La signature d’un partenariat franco-algérien pour rénover la Casbah d’Alger a provoqué une levée de boucliers. Pour ses opposants, la nomination de l’architecte français Jean Nouvel à la tête du projet constitue un affront à l’histoire algérienne.
La signature le 16 décembre d’un partenariat franco-algérien portant sur la rénovation de la casbah (citadelle) d’Alger suscite la polémique. Si le projet a suscité l’enthousiasme de la présidente de la région Ile-de-France Valérie Pécresse et de son homologue algérien, le wali (préfet) Abdelkader Zoukh, ce sentiment ne fait pas l’unanimité de part et d’autres de la Méditerranée. En cause : la nomination de l’architecte français de renommée internationale Jean Nouvel, pour superviser les travaux. Dans une lettre ouverte publiée le 20 décembre dans Libération, plus de 400 personnes, issues de différents milieux en Algérie, en France ou encore au Canada, lui ont font part de leur indignation.

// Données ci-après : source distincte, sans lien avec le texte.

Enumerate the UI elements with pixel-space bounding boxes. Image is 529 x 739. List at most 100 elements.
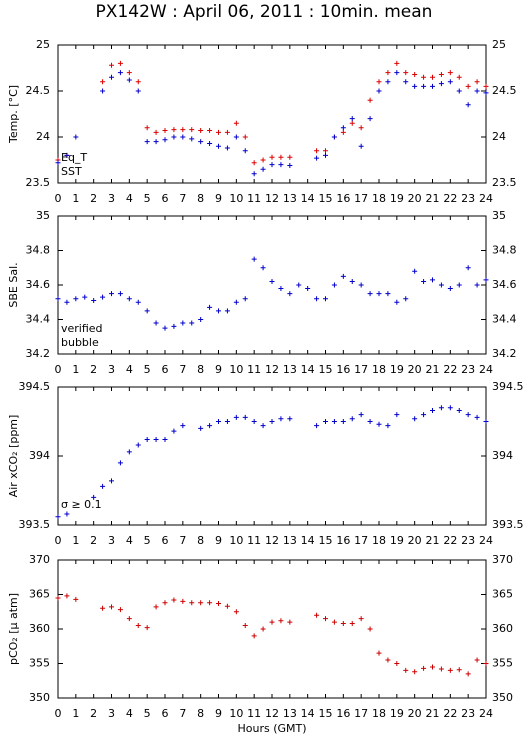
x-tick-label: 2 [90,534,97,547]
data-point [224,129,230,135]
data-point [198,317,204,322]
x-tick-label: 21 [426,707,440,720]
data-point [269,154,275,160]
data-point [109,74,114,80]
data-point [251,171,257,177]
data-point [135,442,141,448]
data-point [438,81,444,87]
y-tick-label: 350 [29,691,50,704]
data-point [287,291,293,297]
y-tick-label: 34.2 [492,347,517,360]
x-tick-label: 11 [247,534,261,547]
y-tick-label: 23.5 [26,176,51,189]
y-tick-label: 365 [492,588,513,601]
data-point [251,256,257,262]
data-point [438,405,444,411]
x-tick-label: 18 [372,192,386,205]
x-tick-label: 7 [179,534,186,547]
data-point [189,127,195,133]
data-point [385,79,391,85]
y-tick-label: 370 [29,553,50,566]
x-tick-label: 0 [55,192,62,205]
x-axis-label: Hours (GMT) [237,722,306,735]
data-point [358,125,364,131]
data-point [278,285,284,291]
x-tick-label: 15 [319,707,333,720]
data-point [349,279,355,285]
data-point [55,160,61,166]
data-point [109,604,114,610]
data-point [198,425,204,431]
data-point [456,88,462,94]
data-point [126,296,132,302]
data-point [216,308,221,314]
x-tick-label: 12 [265,534,279,547]
data-point [430,407,435,413]
x-tick-label: 13 [283,534,297,547]
data-point [269,162,275,168]
y-tick-label: 355 [29,657,50,670]
data-point [162,600,168,606]
data-point [260,166,266,172]
data-point [305,285,311,291]
x-tick-label: 4 [126,534,133,547]
data-point [278,618,284,624]
data-point [251,633,257,639]
data-point [474,88,480,94]
x-tick-label: 9 [215,707,222,720]
data-point [349,416,355,422]
data-point [153,604,159,610]
data-point [385,657,391,663]
data-point [323,616,328,622]
x-tick-label: 23 [461,707,475,720]
data-point [269,279,275,285]
data-point [117,291,123,297]
data-point [109,478,114,484]
x-tick-label: 19 [390,707,404,720]
data-point [162,137,168,143]
data-point [394,412,400,418]
data-point [100,79,106,85]
data-point [340,129,346,135]
data-point [153,436,159,442]
x-tick-label: 5 [144,192,151,205]
data-point [483,277,489,283]
y-tick-label: 34.4 [26,313,51,326]
x-tick-label: 2 [90,707,97,720]
x-tick-label: 6 [162,534,169,547]
x-tick-label: 20 [408,363,422,376]
data-point [385,291,391,297]
y-tick-label: 34.6 [26,278,51,291]
data-point [162,128,168,134]
annotation: σ ≥ 0.1 [61,498,102,511]
data-point [207,128,213,134]
data-point [287,163,293,169]
data-point [367,116,373,122]
x-tick-label: 13 [283,363,297,376]
x-tick-label: 3 [108,534,115,547]
data-point [358,282,364,288]
data-point [394,60,400,66]
x-tick-label: 24 [479,192,493,205]
x-tick-label: 2 [90,192,97,205]
data-point [367,626,373,632]
y-tick-label: 394 [29,449,50,462]
data-point [447,70,453,76]
x-tick-label: 21 [426,534,440,547]
data-point [296,282,302,288]
x-tick-label: 7 [179,192,186,205]
x-tick-label: 20 [408,534,422,547]
data-point [385,423,391,429]
y-tick-label: 393.5 [19,518,51,531]
data-point [135,88,141,94]
data-point [430,83,435,89]
x-tick-label: 22 [443,363,457,376]
y-tick-label: 24 [492,130,506,143]
data-point [340,419,346,424]
data-point [323,152,328,158]
x-tick-label: 17 [354,707,368,720]
data-point [144,308,150,314]
data-point [224,308,230,314]
data-point [144,625,150,631]
data-point [394,299,400,305]
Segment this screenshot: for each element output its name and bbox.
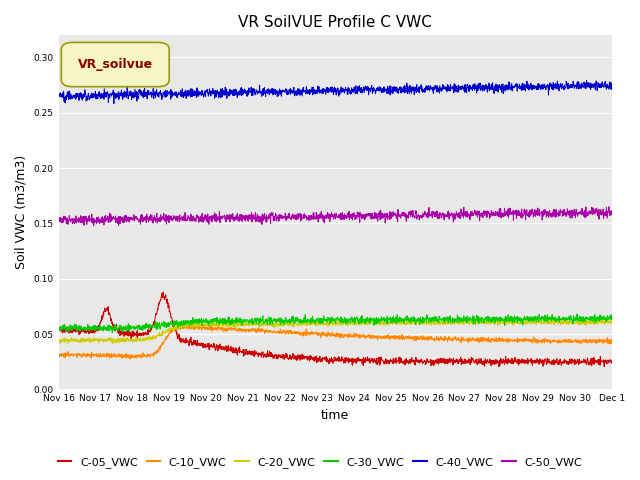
C-20_VWC [593, 321, 600, 326]
C-50_VWC [592, 208, 600, 214]
C-50_VWC [83, 221, 91, 227]
C-10_VWC [83, 353, 91, 359]
C-10_VWC [54, 352, 62, 358]
C-20_VWC [54, 338, 62, 344]
Y-axis label: Soil VWC (m3/m3): Soil VWC (m3/m3) [15, 155, 28, 269]
C-20_VWC [552, 316, 559, 322]
C-30_VWC [573, 311, 580, 317]
C-20_VWC [592, 319, 600, 325]
C-10_VWC [592, 339, 600, 345]
C-40_VWC [54, 94, 62, 99]
Line: C-40_VWC: C-40_VWC [58, 81, 612, 104]
C-05_VWC [592, 359, 600, 364]
C-20_VWC [324, 323, 332, 329]
C-05_VWC [600, 364, 608, 370]
Line: C-30_VWC: C-30_VWC [58, 314, 612, 333]
C-40_VWC [593, 79, 600, 84]
C-50_VWC [309, 210, 317, 216]
C-50_VWC [605, 204, 612, 210]
C-10_VWC [195, 322, 202, 327]
Text: VR_soilvue: VR_soilvue [78, 58, 153, 71]
Line: C-20_VWC: C-20_VWC [58, 319, 612, 343]
Line: C-10_VWC: C-10_VWC [58, 324, 612, 359]
C-40_VWC [110, 101, 118, 107]
C-05_VWC [608, 360, 616, 366]
C-50_VWC [592, 208, 600, 214]
C-30_VWC [592, 318, 600, 324]
C-05_VWC [309, 354, 317, 360]
C-10_VWC [491, 338, 499, 344]
C-10_VWC [324, 331, 332, 336]
C-50_VWC [324, 212, 332, 218]
Line: C-05_VWC: C-05_VWC [58, 292, 612, 367]
Title: VR SoilVUE Profile C VWC: VR SoilVUE Profile C VWC [238, 15, 432, 30]
C-05_VWC [491, 359, 499, 365]
C-20_VWC [83, 336, 91, 342]
C-40_VWC [592, 78, 600, 84]
C-10_VWC [310, 330, 317, 336]
C-20_VWC [64, 340, 72, 346]
C-20_VWC [309, 319, 317, 325]
C-40_VWC [582, 78, 590, 84]
C-30_VWC [608, 312, 616, 318]
Legend: C-05_VWC, C-10_VWC, C-20_VWC, C-30_VWC, C-40_VWC, C-50_VWC: C-05_VWC, C-10_VWC, C-20_VWC, C-30_VWC, … [53, 452, 587, 472]
C-30_VWC [54, 327, 62, 333]
C-50_VWC [90, 223, 97, 228]
C-40_VWC [83, 94, 91, 99]
C-50_VWC [608, 212, 616, 217]
C-30_VWC [324, 315, 332, 321]
C-20_VWC [608, 321, 616, 326]
C-30_VWC [309, 317, 317, 323]
C-30_VWC [83, 327, 91, 333]
C-05_VWC [83, 328, 91, 334]
C-10_VWC [593, 341, 600, 347]
FancyBboxPatch shape [61, 42, 169, 87]
C-40_VWC [324, 85, 332, 91]
Line: C-50_VWC: C-50_VWC [58, 207, 612, 226]
C-05_VWC [54, 326, 62, 332]
C-40_VWC [309, 84, 317, 90]
C-05_VWC [592, 360, 600, 365]
C-05_VWC [324, 358, 332, 364]
C-10_VWC [608, 338, 616, 344]
C-05_VWC [159, 289, 167, 295]
X-axis label: time: time [321, 409, 349, 422]
C-50_VWC [491, 210, 499, 216]
C-30_VWC [108, 330, 116, 336]
C-40_VWC [491, 86, 499, 92]
C-20_VWC [491, 322, 499, 327]
C-40_VWC [608, 81, 616, 86]
C-30_VWC [593, 315, 600, 321]
C-10_VWC [126, 356, 134, 362]
C-30_VWC [491, 319, 499, 324]
C-50_VWC [54, 219, 62, 225]
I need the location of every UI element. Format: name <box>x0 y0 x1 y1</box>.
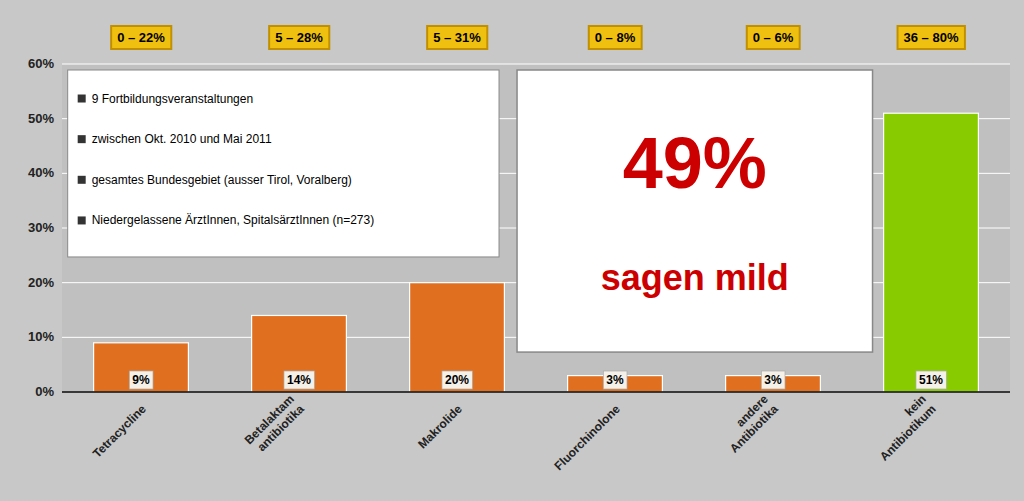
grid-line <box>62 64 1010 65</box>
bar <box>94 343 189 392</box>
x-tick: andereAntibiotika <box>717 392 781 456</box>
data-labels: 9% 14% 20% 3% 3% 51% <box>129 371 946 389</box>
notes-bullet <box>78 216 86 224</box>
callout-text: sagen mild <box>601 257 789 298</box>
range-label: 36 – 80% <box>904 30 959 45</box>
data-label: 14% <box>287 373 311 387</box>
range-label: 0 – 6% <box>753 30 794 45</box>
x-tick-label-line: Tetracycline <box>90 402 149 461</box>
y-tick-label: 50% <box>28 111 54 126</box>
data-label-box <box>603 371 627 389</box>
x-tick: Tetracycline <box>90 402 149 461</box>
background <box>0 0 1024 501</box>
notes-bullet <box>78 95 86 103</box>
callout-number: 49% <box>623 123 767 203</box>
bar <box>410 283 505 392</box>
grid-line <box>62 392 1010 393</box>
x-tick-label-line: Fluorchinolone <box>552 402 623 473</box>
x-tick-label: andereAntibiotika <box>717 392 781 456</box>
x-tick-label-line: Antibiotikum <box>877 402 939 464</box>
x-tick: Fluorchinolone <box>552 402 623 473</box>
range-label-box <box>269 26 329 49</box>
data-label: 9% <box>132 373 150 387</box>
notes-bullet <box>78 176 86 184</box>
x-tick: Betalaktamantibiotika <box>242 392 307 457</box>
x-tick: keinAntibiotikum <box>867 392 939 464</box>
data-label-group: 20% <box>442 371 472 389</box>
data-label-box <box>442 371 472 389</box>
data-label: 51% <box>919 373 943 387</box>
callout-box: 49% sagen mild <box>517 70 873 352</box>
grid <box>62 64 1010 392</box>
x-tick-label-line: antibiotika <box>254 402 307 455</box>
range-label: 5 – 28% <box>275 30 323 45</box>
range-label: 0 – 8% <box>595 30 636 45</box>
notes-bullet <box>78 135 86 143</box>
data-label: 3% <box>606 373 624 387</box>
note: zwischen Okt. 2010 und Mai 2011 <box>92 132 272 146</box>
range-label-box <box>747 26 800 49</box>
x-tick-label-line: Makrolide <box>415 402 465 452</box>
x-tick: Makrolide <box>415 402 465 452</box>
y-tick-label: 60% <box>28 56 54 71</box>
data-label-group: 9% <box>129 371 153 389</box>
data-label-box <box>916 371 946 389</box>
notes-frame <box>68 70 499 257</box>
y-tick-label: 40% <box>28 165 54 180</box>
range-label: 5 – 31% <box>433 30 481 45</box>
callout-frame <box>517 70 873 352</box>
bar <box>884 113 979 392</box>
y-tick-label: 20% <box>28 275 54 290</box>
range-label-box <box>898 26 965 49</box>
data-label-group: 51% <box>916 371 946 389</box>
y-axis: 0% 10% 20% 30% 40% 50% 60% <box>28 56 54 399</box>
data-label-group: 3% <box>603 371 627 389</box>
range-label-group: 0 – 6% <box>747 26 800 49</box>
y-tick-label: 10% <box>28 329 54 344</box>
range-label-box <box>589 26 642 49</box>
note: Niedergelassene ÄrztInnen, SpitalsärztIn… <box>92 213 375 227</box>
data-label: 20% <box>445 373 469 387</box>
x-tick-label: Fluorchinolone <box>552 402 623 473</box>
range-label-group: 36 – 80% <box>898 26 965 49</box>
x-axis: Tetracycline Betalaktamantibiotika Makroli… <box>90 392 939 473</box>
x-tick-label: keinAntibiotikum <box>867 392 939 464</box>
range-label-group: 0 – 22% <box>111 26 171 49</box>
data-label: 3% <box>764 373 782 387</box>
chart: 0% 10% 20% 30% 40% 50% 60% Tetracycline Betalakt… <box>0 0 1024 501</box>
data-label-box <box>761 371 785 389</box>
range-label: 0 – 22% <box>117 30 165 45</box>
data-label-box <box>284 371 314 389</box>
y-tick-label: 30% <box>28 220 54 235</box>
x-tick-label: Makrolide <box>415 402 465 452</box>
y-tick-label: 0% <box>35 384 54 399</box>
range-label-box <box>427 26 487 49</box>
note: gesamtes Bundesgebiet (ausser Tirol, Vor… <box>92 173 352 187</box>
range-label-box <box>111 26 171 49</box>
note: 9 Fortbildungsveranstaltungen <box>92 92 253 106</box>
x-tick-label-line: Antibiotika <box>727 402 781 456</box>
plot-area <box>62 64 1010 392</box>
range-label-group: 5 – 31% <box>427 26 487 49</box>
data-label-group: 14% <box>284 371 314 389</box>
range-label-group: 0 – 8% <box>589 26 642 49</box>
x-axis-line <box>62 391 1010 393</box>
bar <box>252 315 347 392</box>
range-labels: 0 – 22% 5 – 28% 5 – 31% 0 – 8% 0 – 6% 36 – 80… <box>111 26 965 49</box>
x-tick-label: Betalaktamantibiotika <box>242 392 307 457</box>
x-tick-label: Tetracycline <box>90 402 149 461</box>
range-label-group: 5 – 28% <box>269 26 329 49</box>
notes-box: 9 Fortbildungsveranstaltungen zwischen Ok… <box>68 70 499 257</box>
data-label-box <box>129 371 153 389</box>
data-label-group: 3% <box>761 371 785 389</box>
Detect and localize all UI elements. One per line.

« La Casbah, les Français l’ont déjà partiellement détruite trois fois »
«Nous sommes beaucoup à avoir été choqués en apprenant qu’une convention tripartite avait été signée entre la wilaya d’Alger et la Région Ile-de-France», écrivent en préambule les signataires. Et de poursuivre en invoquant les opérations d’aménagement menées à Alger durant la période coloniale française : «La Casbah, les Français l’ont déjà partiellement détruite trois fois. Suivant l’invasion de la Régence d’Alger en 1830, les officiers coloniaux avaient déjà bien compris le danger potentiel de son urbanisme insurrectionnel ; ils ont ainsi ordonné la destruction de toute la partie basse de la ville, privant ainsi la Casbah de son accès à la mer. Plus tard, les autorités coloniales y construiront des immeubles haussmanniens, reprenant les tactiques urbanistes contre-insurrectionnelles déjà appliquées à Paris et Marseille. A la fin des années 1930, lorsque les autorités coloniales ont fait « la guerre aux taudis » et ont ainsi détruit le quartier de la Marine.»
Selon ces signataires, «des projets qui n’auraient pas à cœur de servir en premier lieu ses habitants ainsi que le legs historique, politique et culturel de cette ville dans la ville, et qui leur préféreraient des ambitions touristiques ou financières, ne sont pas dignes de ce lieu de vie et d’histoire». Enfin, ils exhortent l’architecte français à se désister et à recommander à la wilaya d’Alger des architectes locaux «qui sauront problématiser ce projet de manière à préserver la Casbah».
De nombreux internautes algériens ont exprimé, sur les réseaux sociaux, une opposition similaire au projet franco-algérien de rénovation de la casbah. Certains ont fait valoir qu’il existait des architectes algériens capables de diriger un tel projet.
Un temps muette, la wilaya (préfecture) d’Alger a finalement répondu aux critiques en annonçant le 22 décembre dans un communiqué que le partenariat en question «portera[it] uniquement sur la revitalisation de la Casbah d’Alger», sans fournir plus d’explications. Elle a en outre précisé que «tous les frais liés aux prestations de Jean Nouvel ser[aient] pris en charge totalement par le Conseil régional d’Ile-de-France».
«Le rôle de cet architecte de renommée internationale sera d’accompagner la wilaya d’Alger et de lui fournir des idées et des conseils en matière de la revitalisation de la Casbah d’Alger, classée patrimoine mondial par l’UNESCO au mois de décembre 1992», a-t-elle enfin souligné.